Specifically, that is that objects traveling relative to an observer appear to shorten along their line of travel (because the events of the arrivals of their front and back ends at such-and-such a point get distorted). Because of this, as the universe travels relative to the crew in the ship, the astronomical distance between start and end will appear to shrink; although the apparent speed of the ship relative to the universe according to the observers in the ship (the same as the apparent speed of the universe relative to the ship according to the observers in the ship (since they'll still actually know that they're more guilty of travel than the universe)) will still be less than that of light, with the decrease in the distance to travel in their reference frame, they'll thus get there relatively quickly because it's rather close. However, yes, to us they'll get there in little time (to them) because of the time dilation which, in our reference frame, will occur to them.
Actually, there are many problems with approaching the speed of light. The big one is the Doppler Effect. Normal light Dopplers up into the frequency of ... cosmic rays, I think it was. When you hit something like 40% - 60% of the speed of light, it starts becoming deadly to organic life.

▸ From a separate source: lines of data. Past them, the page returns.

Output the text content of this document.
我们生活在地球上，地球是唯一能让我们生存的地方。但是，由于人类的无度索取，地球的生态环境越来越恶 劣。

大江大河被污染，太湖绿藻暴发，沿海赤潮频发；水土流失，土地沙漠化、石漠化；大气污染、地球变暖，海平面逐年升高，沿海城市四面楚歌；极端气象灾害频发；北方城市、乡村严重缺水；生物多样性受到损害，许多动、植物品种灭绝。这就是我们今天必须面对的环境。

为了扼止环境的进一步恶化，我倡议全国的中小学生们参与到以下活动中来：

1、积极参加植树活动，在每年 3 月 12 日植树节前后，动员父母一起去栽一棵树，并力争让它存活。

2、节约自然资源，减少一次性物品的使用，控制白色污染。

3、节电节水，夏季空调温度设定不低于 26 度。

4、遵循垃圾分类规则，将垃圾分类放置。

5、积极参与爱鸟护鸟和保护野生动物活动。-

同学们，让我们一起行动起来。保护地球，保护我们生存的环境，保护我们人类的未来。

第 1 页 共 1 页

I don't remember all of the details. I saw the stuff in a few specials, several years ago. Can anyone help me out?
Space radiation is a problem when you leave the Earth's magnetic field...regardless of how fast you are going. Additionally, there's a huge problem with debris putting a hole in your hull. These are just engineering challenges though, and there are already some workable solutions being tossed around as we'll need to deal with them just to get to Mars.
Yeah, but there was something about the frequency dopplering up into levels that will allow it to penetrate the hull of just about any material we could make the ship out of, at a certain percentage of the speed of light. Meh, gonna have to go on a research binge. It was too long ago that I saw the special.
Well, it essentially comes down to masses of redundancies. That's what it's like, getting to the moon. They had triple, quadruple, and quintuple redundancies of critical systems. We'll do the same thing, with newer technology, for a mission to Mars. It's a huge deal, and it will cost a lot, but it's doable.
Eh, life on this planet will survive just about any asteroid. We won't, but life in general will.

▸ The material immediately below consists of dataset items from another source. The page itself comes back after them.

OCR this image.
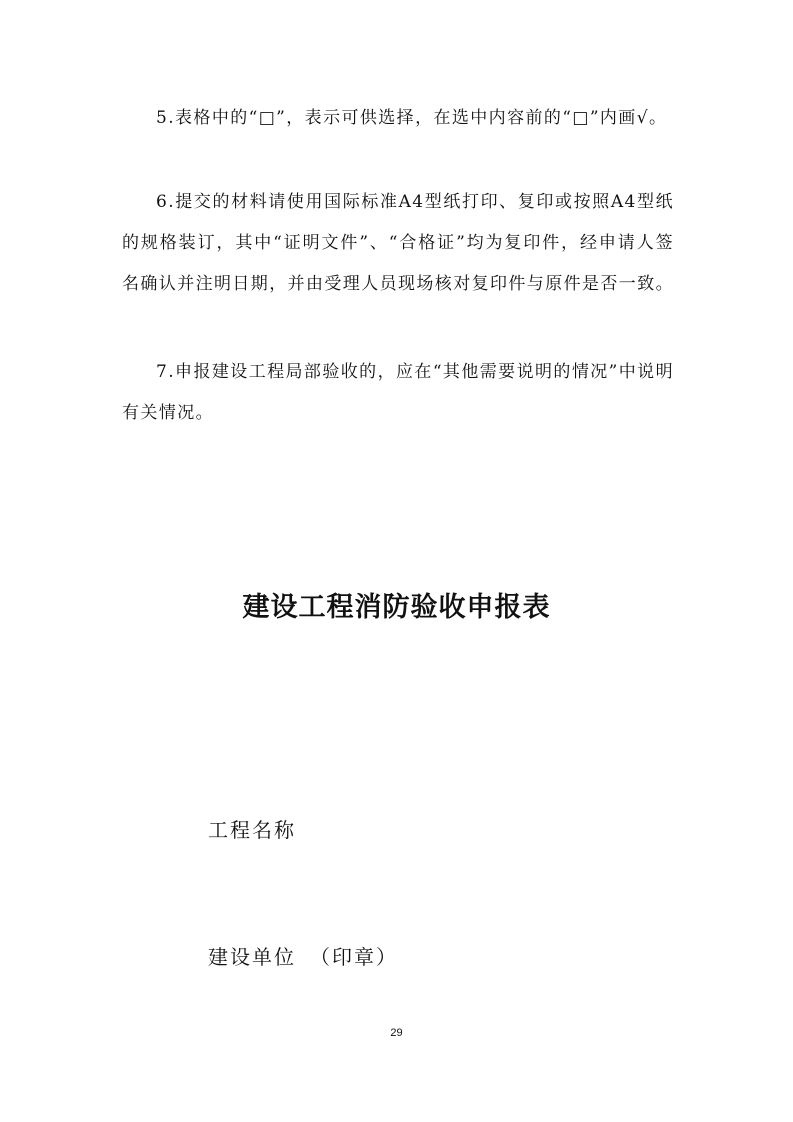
5.表格中的“□”，表示可供选择，在选中内容前的“□”内画√。

6.提交的材料请使用国际标准A4型纸打印、复印或按照A4型纸的规格装订，其中“证明文件”、“合格证”均为复印件，经申请人签名确认并注明日期，并由受理人员现场核对复印件与原件是否一致。

7.申报建设工程局部验收的，应在“其他需要说明的情况”中说明有关情况。

建设工程消防验收申报表
工程名称
建设单位 （印章）
29
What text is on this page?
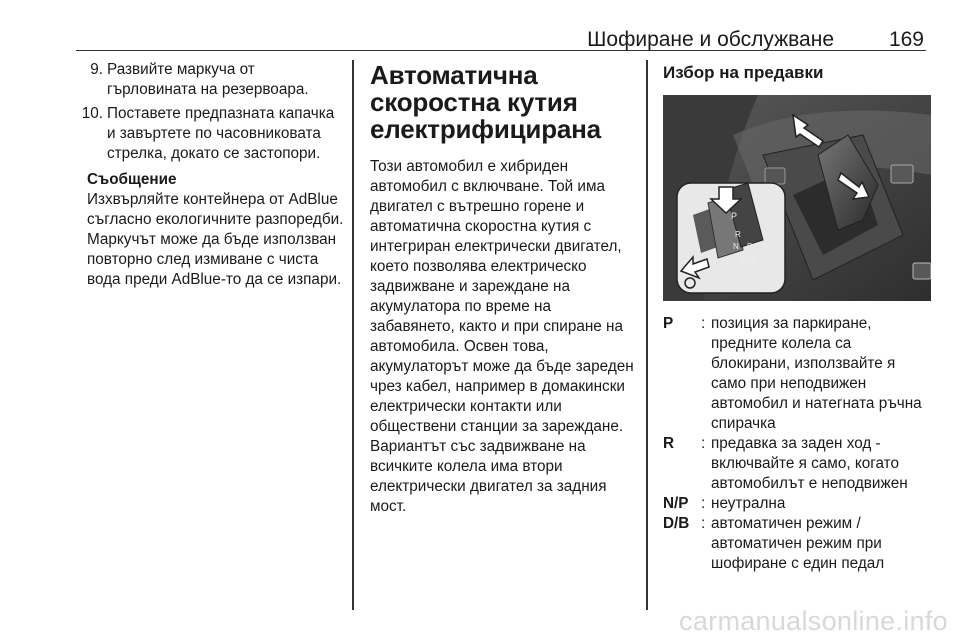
Шофиране и обслужване	169
9. Развийте маркуча от гърловината на резервоара.
10. Поставете предпазната капачка и завъртете по часовниковата стрелка, докато се застопори.
Съобщение
Изхвърляйте контейнера от AdBlue съгласно екологичните разпоредби. Маркучът може да бъде използван повторно след измиване с чиста вода преди AdBlue-то да се изпари.
Автоматична скоростна кутия електрифицирана
Този автомобил е хибриден автомобил с включване. Той има двигател с вътрешно горене и автоматична скоростна кутия с интегриран електрически двигател, което позволява електрическо задвижване и зареждане на акумулатора по време на забавянето, както и при спиране на автомобила. Освен това, акумулаторът може да бъде зареден чрез кабел, например в домакински електрически контакти или обществени станции за зареждане. Вариантът със задвижване на всичките колела има втори електрически двигател за задния мост.
Избор на предавки
P
R
N P
D/B
P	: позиция за паркиране, предните колела са блокирани, използвайте я само при неподвижен автомобил и натегната ръчна спирачка
R	: предавка за заден ход - включвайте я само, когато автомобилът е неподвижен
N/P : неутрална
D/B : автоматичен режим / автоматичен режим при шофиране с един педал
carmanualsonline.info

There are plans to try and get some spectroscopic readings on these planets to look for water and molecular oxygen and the like.
In case this leads--as well it should--to us finding life all over the place in space, we should get to looking in the various holy books that creationist equate to their various gods for whatever lines they'll use to support their beliefs and get to debunking them early. Let's beat them to the punch--as well as to the plate of tiny sandwiches.
A bucket of water.

Given that the talk wound up receiving significant coverage in the press, NASA also convinced Sasselov to post a clarification on the Kepler blog. In it, he helpfully points out that he was using a very liberal definition of "habitable" in his talk. There's a big difference between Earth-sized and Earth-like. Even then, by a lot of criteria, Venus is pretty Earth-like, but has a surface temperature that can melt lead.
Well yeah, the planets still need to be within the appropriate distance band from their sun, have a workable atmosphere, and such. You're looking at a VERY unlikely set of circumstances on any given planet. It's just that there are so many planets, each of which gets a roll of the dice.

Probability says there's other intelligent life out there somewhere. Probability also says that it's too far away for it to matter.
I think we already knew this, or at least knew it was possible. From the data, all I saw was planet size. As far as I know, we don't have environmental data on any of the planets yet to tell the difference between a Venus and a Mars.

Thanks for the link though.
In order to keep the air it would need an atmosphere.
The core of Mars is cold, meaning it has no magnetic field to protect the planet from solar winds. That, plus its low gravity, greatly limits its atmosphere.